Horses, silver, cactus and mountains






This last weekend was a public holiday so I piled into a small VW beetle with a load of French students and we set off for a weekend of camping and horseriding in Mexico's arid, beautiful north country.

We camped on a savannah-like plain outside of the silver-mining colonial town of Zacatecas. There was no one, just us, cows and cactuses. And the boys burnt an amazing amount of grass in making what they called a bonfire of 'puta madre'. (perhaps best not to translate that here).

But the highlight was definitely our sojourn in Real de Catorce, a ghostlike old mining town boxed in by high, dry mountains. It is an amazing, eery place.
We rented horses and set off high up above the town, and peered down long abandoned silver mine shafts 300m deep... we gasped as we threw large stones to the bottom and held our breath waiting for the sound of them hitting the bottom of the mine.


At first I was slightly nervous about horseriding as my memories of this activity derive from 12 yr old clumsy experiences... but I couldnt have enjoyed it more.

I certainly had a couple of Indiana-Jones-and-the-Last-Crusade ´leap of faith´moments, such as when we were winding down a steep narrow path and I had to veer my horse around the side of a sheer drop beside me.


On our final day we arose before dawn and rode the horses high up to the Sacred Mountain of the Huichol people, to be greeted by a gatekeeper of the sacred site who emerged from a little stone hut, with a fluffy moustache and a little candle.

We kept climbing and climbing, and we reached the snow line, galloping with the horses through the mist and surrounded by cactuses covered in snow - such tenacious creatures cacti.
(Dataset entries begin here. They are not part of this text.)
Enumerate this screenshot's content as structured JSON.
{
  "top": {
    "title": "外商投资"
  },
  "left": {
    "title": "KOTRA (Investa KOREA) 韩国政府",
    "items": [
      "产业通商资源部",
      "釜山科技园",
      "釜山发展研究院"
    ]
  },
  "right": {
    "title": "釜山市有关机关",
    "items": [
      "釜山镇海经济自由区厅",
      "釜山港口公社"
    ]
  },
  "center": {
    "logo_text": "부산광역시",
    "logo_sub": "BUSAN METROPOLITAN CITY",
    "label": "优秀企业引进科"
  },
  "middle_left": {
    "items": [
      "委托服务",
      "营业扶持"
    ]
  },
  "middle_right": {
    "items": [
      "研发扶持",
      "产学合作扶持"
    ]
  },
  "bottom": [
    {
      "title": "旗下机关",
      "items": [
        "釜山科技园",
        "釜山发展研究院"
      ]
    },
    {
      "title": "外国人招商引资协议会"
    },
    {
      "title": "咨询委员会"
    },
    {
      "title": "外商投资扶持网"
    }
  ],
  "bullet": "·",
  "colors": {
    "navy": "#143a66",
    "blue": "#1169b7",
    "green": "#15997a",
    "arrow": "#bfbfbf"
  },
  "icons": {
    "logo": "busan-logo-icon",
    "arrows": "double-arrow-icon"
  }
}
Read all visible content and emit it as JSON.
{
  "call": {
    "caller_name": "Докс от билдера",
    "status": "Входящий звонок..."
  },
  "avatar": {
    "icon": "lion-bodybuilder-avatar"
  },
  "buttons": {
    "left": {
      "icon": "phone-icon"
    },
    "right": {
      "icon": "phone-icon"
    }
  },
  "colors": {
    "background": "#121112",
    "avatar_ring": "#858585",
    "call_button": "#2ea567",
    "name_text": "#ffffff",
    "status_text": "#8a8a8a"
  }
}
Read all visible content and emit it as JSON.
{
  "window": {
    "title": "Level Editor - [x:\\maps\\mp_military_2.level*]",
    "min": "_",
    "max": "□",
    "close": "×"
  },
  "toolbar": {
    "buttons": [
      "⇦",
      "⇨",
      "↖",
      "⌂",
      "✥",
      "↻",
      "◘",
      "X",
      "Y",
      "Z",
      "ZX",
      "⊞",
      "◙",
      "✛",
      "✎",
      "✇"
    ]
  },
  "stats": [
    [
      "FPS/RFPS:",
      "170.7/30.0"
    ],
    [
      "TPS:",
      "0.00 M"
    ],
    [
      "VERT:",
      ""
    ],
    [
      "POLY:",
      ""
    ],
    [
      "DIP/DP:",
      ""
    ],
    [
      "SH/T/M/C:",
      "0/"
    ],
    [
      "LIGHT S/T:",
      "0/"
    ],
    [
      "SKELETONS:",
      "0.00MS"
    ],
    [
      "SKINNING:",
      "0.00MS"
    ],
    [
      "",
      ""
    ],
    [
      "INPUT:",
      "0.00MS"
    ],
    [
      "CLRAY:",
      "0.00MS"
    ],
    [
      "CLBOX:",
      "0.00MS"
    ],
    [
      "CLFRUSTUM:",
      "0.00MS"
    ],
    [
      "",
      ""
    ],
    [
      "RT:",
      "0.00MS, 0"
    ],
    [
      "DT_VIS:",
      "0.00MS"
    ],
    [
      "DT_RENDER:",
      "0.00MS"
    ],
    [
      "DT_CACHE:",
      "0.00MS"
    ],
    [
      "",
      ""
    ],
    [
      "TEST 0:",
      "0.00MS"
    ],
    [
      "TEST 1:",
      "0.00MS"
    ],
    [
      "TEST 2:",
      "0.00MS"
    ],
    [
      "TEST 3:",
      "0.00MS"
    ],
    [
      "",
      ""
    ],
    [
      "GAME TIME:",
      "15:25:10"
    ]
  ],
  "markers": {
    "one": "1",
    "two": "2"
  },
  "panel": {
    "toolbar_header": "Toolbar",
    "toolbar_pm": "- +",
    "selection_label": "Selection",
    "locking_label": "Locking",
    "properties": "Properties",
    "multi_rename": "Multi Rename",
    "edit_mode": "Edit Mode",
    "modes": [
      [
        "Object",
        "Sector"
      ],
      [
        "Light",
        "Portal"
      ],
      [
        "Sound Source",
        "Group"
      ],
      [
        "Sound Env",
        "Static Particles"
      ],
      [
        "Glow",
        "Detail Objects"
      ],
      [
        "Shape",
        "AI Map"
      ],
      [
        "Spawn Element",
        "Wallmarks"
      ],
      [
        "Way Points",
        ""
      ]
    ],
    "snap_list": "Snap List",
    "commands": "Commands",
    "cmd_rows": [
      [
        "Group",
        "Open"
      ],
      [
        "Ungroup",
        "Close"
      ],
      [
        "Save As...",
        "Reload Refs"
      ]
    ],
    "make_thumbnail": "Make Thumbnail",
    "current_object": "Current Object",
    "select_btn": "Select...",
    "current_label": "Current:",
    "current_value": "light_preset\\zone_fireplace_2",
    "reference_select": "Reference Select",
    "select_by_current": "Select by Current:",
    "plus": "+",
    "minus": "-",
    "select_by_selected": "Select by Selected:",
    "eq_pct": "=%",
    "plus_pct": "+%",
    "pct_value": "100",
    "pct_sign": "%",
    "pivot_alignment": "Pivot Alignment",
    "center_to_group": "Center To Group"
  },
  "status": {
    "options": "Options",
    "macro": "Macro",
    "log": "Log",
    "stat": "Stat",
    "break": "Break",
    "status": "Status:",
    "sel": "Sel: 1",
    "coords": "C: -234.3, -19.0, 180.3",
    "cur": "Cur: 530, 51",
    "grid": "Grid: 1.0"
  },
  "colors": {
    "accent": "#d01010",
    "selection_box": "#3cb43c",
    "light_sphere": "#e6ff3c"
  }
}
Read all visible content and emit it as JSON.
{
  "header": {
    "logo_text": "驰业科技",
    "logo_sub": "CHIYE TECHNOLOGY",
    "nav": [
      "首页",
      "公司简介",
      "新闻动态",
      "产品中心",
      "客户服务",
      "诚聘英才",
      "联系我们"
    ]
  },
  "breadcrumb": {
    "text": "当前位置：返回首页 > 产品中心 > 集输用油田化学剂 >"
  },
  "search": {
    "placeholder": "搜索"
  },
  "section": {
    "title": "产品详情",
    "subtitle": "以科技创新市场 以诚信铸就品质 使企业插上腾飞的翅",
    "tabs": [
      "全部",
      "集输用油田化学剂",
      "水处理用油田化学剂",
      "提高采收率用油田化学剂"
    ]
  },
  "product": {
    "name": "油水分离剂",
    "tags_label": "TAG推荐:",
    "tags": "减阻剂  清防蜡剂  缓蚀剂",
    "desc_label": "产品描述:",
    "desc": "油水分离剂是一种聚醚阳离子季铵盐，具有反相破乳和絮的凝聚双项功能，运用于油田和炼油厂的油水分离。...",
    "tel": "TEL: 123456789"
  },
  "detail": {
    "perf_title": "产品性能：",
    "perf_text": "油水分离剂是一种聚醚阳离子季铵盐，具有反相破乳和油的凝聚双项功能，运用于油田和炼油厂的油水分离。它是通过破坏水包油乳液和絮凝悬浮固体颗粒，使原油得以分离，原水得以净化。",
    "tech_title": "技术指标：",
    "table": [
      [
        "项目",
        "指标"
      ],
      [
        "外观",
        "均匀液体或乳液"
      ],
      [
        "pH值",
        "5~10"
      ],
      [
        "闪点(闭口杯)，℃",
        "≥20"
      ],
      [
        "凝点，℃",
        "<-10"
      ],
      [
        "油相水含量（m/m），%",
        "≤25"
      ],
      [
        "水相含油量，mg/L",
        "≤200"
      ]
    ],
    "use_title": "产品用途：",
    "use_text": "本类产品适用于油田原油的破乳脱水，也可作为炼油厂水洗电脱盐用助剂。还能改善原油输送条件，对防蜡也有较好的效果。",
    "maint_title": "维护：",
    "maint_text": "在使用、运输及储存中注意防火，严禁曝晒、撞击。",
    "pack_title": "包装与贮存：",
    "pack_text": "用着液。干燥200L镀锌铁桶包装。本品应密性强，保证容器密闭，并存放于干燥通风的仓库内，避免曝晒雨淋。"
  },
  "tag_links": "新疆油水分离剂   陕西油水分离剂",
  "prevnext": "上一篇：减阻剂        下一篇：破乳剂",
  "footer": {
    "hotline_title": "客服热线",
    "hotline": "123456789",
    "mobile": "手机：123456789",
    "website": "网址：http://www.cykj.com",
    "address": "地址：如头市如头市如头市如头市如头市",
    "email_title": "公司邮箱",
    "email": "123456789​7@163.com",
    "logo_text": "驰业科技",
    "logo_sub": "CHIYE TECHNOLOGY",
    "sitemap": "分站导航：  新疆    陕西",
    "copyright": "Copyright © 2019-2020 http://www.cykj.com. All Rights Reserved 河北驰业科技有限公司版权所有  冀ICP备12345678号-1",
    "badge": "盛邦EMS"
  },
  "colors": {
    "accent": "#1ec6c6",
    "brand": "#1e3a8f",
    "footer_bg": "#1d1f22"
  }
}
And yummy to eat too!

It was the sort of scenery that provokes dramatic scences in your mind - cold blooded murders, passionate love scenes in the desert, cunning escapes... all these images leap involuntarily into your mind as you ride along.

I didnt have batteries in my camera so will load some borrowed photos shortly!

I just spent an hour looking for postage stamps

Man I do love this country, but at times the processes are infuriating. I just spent an hour traipsing around searching for the most hidden post office in the world, only to find it was closed at an unpredictable hour.. then tried countless papelerias (newsagents) who apparently could give me postal stamps. I gave up after the fourth try, and was told that actually, papelerias no longer sell stamps. This is of course after a wild goose chase up and down the Avenida Revolucion, (directions in mexico seem to very approximate: ' yeah, just straight ahead' can mean actually two blocks ahead and around the corner and across the road).
And dont get me started on the process for borrowing a book at an english language library here... that is a touchy subject with me at the moment. he he.
But it's all part of the cultural immersion and fun, eh?


I finished my first piece of homework today. Monday was the 90th anniversary of the Mexican Constitution, so for my history of law class I had to write a short interpretation of an article from a newspaper about the anniversary. I bashed out a rather cheeky critique of President Calderon's call for constitutional reform, labelling his speech as nothing more than empty rhetoric with no considered goals. It was fun to get feisty in another language!!